C’è un paradosso tutto italiano che, adesso, anche l’INPS ha reso ufficiale fornendo i dati di quella che dovrebbe assumere i toni di una emergenza sociale: sono oltre 870mila i lavoratori poveri nel nostro Paese. A ottobre 2022 tra i dipendenti privati erano 871.800 i dipendenti, pari al 6,3% della platea, a non superare la soglia di povertà. Ma questo è dovuto probabilmente a una bassa intensità di lavoro più che a una retribuzione bassa.
Lo segnala l’Inps nel suo Rapporto annuale, sottolineando che i working poor “risultano particolarmente addensati tra i dipendenti a part time (oltre mezzo milione). Ma non è possibile precisare ulteriormente, a questo livello di indagine, quanta parte del loro deficit retributivo sia attribuibile a una bassa intensità di impiego (part time di poche ore) e quanta, invece, a livelli salariali orari insoddisfacenti”.
I poveri “full time”
“Per quanto riguarda gli oltre 350mila lavoratori poveri a full time, essi risultano in buona parte riconducibili a due tipologie contrattuali specifiche (apprendistato e intermittente) mentre, per la quota restante, contano significativamente condizioni sia di assenza temporanea sia di situazione transitoria (superata nell’arco dell’anno)”. I working poor a full time per ragioni salariali – scrive l’Inps – sono 20.300 (0,2% sul totale della platea dipendenti) e distribuiti tra un numero rilevante di contratti, inclusi quelli con le platee più vaste e firmati dalle organizzazioni sindacali maggiori.
I working poor risultano quindi sotto il profilo numerico “una componente marginale dell’insieme del lavoro dipendente”.

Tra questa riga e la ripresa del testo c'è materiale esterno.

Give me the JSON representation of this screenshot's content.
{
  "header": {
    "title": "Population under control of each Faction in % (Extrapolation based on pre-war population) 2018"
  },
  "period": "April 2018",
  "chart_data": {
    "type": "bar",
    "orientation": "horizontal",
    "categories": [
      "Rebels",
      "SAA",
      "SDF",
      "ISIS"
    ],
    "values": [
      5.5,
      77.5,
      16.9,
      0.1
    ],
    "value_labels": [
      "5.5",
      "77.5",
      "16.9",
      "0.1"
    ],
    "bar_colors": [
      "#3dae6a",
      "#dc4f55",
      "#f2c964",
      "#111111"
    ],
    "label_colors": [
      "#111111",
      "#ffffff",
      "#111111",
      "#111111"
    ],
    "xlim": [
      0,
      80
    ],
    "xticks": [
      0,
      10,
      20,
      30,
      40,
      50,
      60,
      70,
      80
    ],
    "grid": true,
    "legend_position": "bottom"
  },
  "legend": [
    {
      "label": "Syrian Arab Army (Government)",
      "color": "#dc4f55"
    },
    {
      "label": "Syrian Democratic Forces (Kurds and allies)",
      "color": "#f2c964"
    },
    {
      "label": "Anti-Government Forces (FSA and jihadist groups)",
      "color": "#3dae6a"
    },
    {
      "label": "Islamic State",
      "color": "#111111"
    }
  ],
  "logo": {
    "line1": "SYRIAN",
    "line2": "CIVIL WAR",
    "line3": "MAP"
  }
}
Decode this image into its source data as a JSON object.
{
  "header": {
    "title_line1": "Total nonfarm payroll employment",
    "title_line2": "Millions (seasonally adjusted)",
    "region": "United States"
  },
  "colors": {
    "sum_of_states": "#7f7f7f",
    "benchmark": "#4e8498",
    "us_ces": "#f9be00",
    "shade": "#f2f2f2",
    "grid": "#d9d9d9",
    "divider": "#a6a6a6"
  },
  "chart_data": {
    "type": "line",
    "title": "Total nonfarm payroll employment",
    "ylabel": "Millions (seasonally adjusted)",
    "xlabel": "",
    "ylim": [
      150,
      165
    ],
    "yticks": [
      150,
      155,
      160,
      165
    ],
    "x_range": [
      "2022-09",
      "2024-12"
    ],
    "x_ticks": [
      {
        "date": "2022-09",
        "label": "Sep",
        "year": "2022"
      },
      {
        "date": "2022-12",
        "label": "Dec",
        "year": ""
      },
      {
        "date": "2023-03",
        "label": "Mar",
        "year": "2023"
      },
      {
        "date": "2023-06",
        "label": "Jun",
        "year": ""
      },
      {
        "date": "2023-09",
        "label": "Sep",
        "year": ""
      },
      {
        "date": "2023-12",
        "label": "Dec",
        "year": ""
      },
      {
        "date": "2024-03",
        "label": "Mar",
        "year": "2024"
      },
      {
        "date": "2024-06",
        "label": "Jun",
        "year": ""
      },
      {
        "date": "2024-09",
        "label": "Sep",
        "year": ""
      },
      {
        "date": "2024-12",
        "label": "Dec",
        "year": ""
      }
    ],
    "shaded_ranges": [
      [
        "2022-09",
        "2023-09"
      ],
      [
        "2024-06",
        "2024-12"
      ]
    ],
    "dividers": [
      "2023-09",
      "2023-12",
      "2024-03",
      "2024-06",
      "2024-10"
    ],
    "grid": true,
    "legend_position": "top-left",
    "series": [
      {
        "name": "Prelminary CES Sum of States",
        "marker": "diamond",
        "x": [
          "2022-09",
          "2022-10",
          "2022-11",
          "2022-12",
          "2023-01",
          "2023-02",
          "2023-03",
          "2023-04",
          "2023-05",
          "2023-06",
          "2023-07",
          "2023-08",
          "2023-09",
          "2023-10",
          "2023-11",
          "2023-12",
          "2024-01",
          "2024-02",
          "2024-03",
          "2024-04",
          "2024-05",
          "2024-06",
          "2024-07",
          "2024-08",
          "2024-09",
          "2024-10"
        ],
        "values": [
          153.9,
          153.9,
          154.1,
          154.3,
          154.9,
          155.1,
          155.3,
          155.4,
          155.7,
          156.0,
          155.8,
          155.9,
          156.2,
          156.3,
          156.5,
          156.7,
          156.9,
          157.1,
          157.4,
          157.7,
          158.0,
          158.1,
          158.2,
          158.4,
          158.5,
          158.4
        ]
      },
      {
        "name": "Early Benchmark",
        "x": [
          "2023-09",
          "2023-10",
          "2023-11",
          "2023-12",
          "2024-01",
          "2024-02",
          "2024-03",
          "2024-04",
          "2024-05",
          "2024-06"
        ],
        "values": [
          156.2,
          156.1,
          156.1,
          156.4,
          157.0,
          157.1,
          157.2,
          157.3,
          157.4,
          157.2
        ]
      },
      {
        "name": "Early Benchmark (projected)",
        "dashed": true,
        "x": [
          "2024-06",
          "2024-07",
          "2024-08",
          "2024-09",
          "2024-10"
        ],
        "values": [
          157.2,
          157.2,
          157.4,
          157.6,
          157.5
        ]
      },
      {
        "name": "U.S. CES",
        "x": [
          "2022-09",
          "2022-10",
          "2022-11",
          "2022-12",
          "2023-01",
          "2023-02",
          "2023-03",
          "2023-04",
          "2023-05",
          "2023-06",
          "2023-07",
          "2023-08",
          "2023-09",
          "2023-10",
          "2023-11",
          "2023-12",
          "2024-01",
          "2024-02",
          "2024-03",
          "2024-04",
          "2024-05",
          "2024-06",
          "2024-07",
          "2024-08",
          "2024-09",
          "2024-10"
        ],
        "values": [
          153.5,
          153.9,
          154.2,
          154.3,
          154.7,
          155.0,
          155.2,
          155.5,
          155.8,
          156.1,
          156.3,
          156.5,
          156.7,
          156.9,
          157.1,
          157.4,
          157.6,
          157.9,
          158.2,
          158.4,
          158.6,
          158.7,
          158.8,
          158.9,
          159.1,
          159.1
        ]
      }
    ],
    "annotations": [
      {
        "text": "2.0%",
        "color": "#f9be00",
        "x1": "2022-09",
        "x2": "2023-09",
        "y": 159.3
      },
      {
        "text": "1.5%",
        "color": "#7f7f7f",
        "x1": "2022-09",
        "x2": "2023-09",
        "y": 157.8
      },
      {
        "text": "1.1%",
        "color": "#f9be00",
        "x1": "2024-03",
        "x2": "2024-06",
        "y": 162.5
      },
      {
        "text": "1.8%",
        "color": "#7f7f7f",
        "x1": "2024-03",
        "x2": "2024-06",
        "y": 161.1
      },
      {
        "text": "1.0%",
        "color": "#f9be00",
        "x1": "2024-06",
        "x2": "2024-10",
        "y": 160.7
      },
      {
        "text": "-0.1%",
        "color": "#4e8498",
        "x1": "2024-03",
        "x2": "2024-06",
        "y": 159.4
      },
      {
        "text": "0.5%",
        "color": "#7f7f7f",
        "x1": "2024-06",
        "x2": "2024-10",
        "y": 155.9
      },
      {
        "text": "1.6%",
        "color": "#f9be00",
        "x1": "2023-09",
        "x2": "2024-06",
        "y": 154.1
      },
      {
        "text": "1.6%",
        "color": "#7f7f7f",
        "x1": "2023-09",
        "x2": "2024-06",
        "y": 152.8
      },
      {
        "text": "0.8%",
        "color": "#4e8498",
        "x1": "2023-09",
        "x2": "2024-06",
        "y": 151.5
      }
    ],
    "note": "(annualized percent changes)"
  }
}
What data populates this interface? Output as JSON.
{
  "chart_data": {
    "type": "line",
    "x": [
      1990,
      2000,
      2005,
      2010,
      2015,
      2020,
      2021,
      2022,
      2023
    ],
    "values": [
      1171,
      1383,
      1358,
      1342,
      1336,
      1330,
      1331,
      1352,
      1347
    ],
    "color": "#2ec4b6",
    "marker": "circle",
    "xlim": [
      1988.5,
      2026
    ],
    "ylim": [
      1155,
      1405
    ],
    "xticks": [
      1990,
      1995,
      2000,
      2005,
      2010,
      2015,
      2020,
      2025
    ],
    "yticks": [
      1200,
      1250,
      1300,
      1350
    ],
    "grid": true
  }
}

“Ciò non esclude (anzi) – si legge – che la loro presenza sia concentrata in aree “borderline” rispetto ai “normali” rapporti di lavoro dipendente: partite Iva attivate in alternativa all’impiego come dipendente; posizioni formalmente riconducibili a istanze di completamento della formazione professionale (stagisti, praticanti etc.) e idonee a camuffare rapporti e aspettative simili di fatto a quelle sottese al “normale” rapporto di lavoro dipendente; posizioni di lavoro autonomo occasionale o parasubordinato. Senza dimenticare – conclude l’Inps – le varie tipologie di lavoro nero, integrale o associato a posizioni parzialmente irregolari”.